In those old days which now seemed to have belonged to another existence, Major Guthrie had thought his friend, Mrs. Otway, if wonderfully kind, not always very tactful. It is a mistake to think that love is blind as to those matters. But of all the kind women he had seen since he had left Germany, she was the only one who had not spoken to him of his blindness, who had made no allusion to it, and who had not pressed on him painful, unsought sympathy. From the moment they had been left alone for a little while in that unknown London house, where he had first been taken, she had made him feel that he was indeed the natural protector and helper of the woman he loved; and of the things she had said to him, in those first moments of emotion, what had touched and pleased him most was her artless cry, “Oh, you don’t know how I have missed you! Even quite at first I felt so miserable without you!”

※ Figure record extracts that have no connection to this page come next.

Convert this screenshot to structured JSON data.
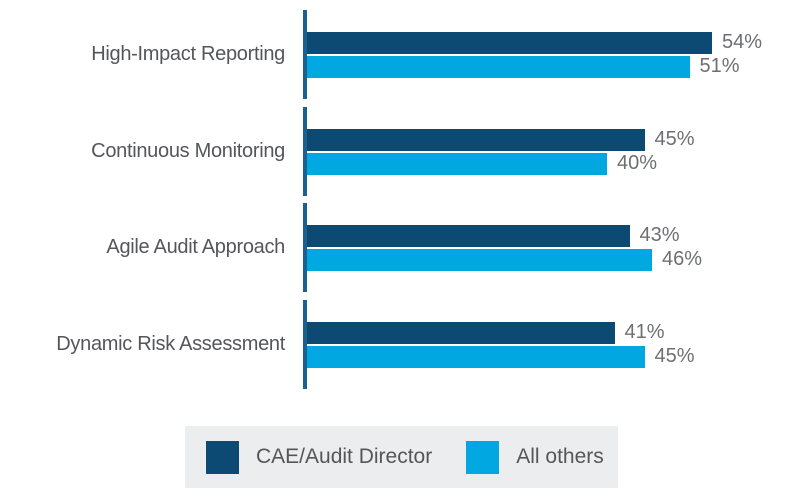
{
  "chart_data": {
    "type": "bar",
    "orientation": "horizontal",
    "title": "",
    "categories": [
      "High-Impact Reporting",
      "Continuous Monitoring",
      "Agile Audit Approach",
      "Dynamic Risk Assessment"
    ],
    "series": [
      {
        "name": "CAE/Audit Director",
        "color": "#0D4A73",
        "values": [
          54,
          45,
          43,
          41
        ]
      },
      {
        "name": "All others",
        "color": "#00A7E1",
        "values": [
          51,
          40,
          46,
          45
        ]
      }
    ],
    "value_suffix": "%",
    "value_labels": [
      [
        "54%",
        "51%"
      ],
      [
        "45%",
        "40%"
      ],
      [
        "43%",
        "46%"
      ],
      [
        "41%",
        "45%"
      ]
    ],
    "xlim": [
      0,
      64
    ],
    "grid": false,
    "axis_color": "#1A618F",
    "category_label_color": "#55565A",
    "value_label_color": "#6E6F72",
    "legend": {
      "position": "bottom",
      "background": "#ECEDEE",
      "text_color": "#55565A",
      "items": [
        "CAE/Audit Director",
        "All others"
      ]
    }
  }
}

It was Rose who had suggested an immediate marriage; Rose who had—well, yes, there was no other word for it—coaxed them both into realizing that it was the only thing to do.
Even now, on this their wedding day, they felt awkward, and yes, very shy the one with the other. And as he sat there by her side, wearing a rough grey suit he had often worn last winter when calling on her in the Trellis House, her cheeks grew hot when she remembered the letter she had written to him. Perhaps he had thought it an absurdly sentimental letter for a woman of her age to write.
The only thing that reassured her was the fact that once, at luncheon, he had clasped her hand under the table; but the door had opened, and quickly he had taken his hand away, and even moved his chair a little farther off. It was true that Howse had put the chairs very close together.
Now she was telling him of all that had happened since he had gone away, and he was listening with the eager sympathy and interest he had always shown her, that no one else had ever shown her in the same degree, in those days that now seemed so long ago, before the War.
So she went on, pouring it all out to him, till she came to the amazing story of her daughter Rose, and of Jervis Blake. She described the strange, moving little marriage ceremony; and the man sitting by her side sought and found the soft hand which was very close to his, and said feelingly, “That must have been very trying for you.”
Yes, it had been trying for her, though no one had seemed to think so at the time. But he, the speaker of these kind understanding words, had always known how she felt, and sympathised with her.
She wished he would call her “Mary”—if only he would begin, she would soon find it quite easy to call him “Alick....”
Suddenly there came on his sightless face a slight change. He had heard something which her duller ears had failed to hear.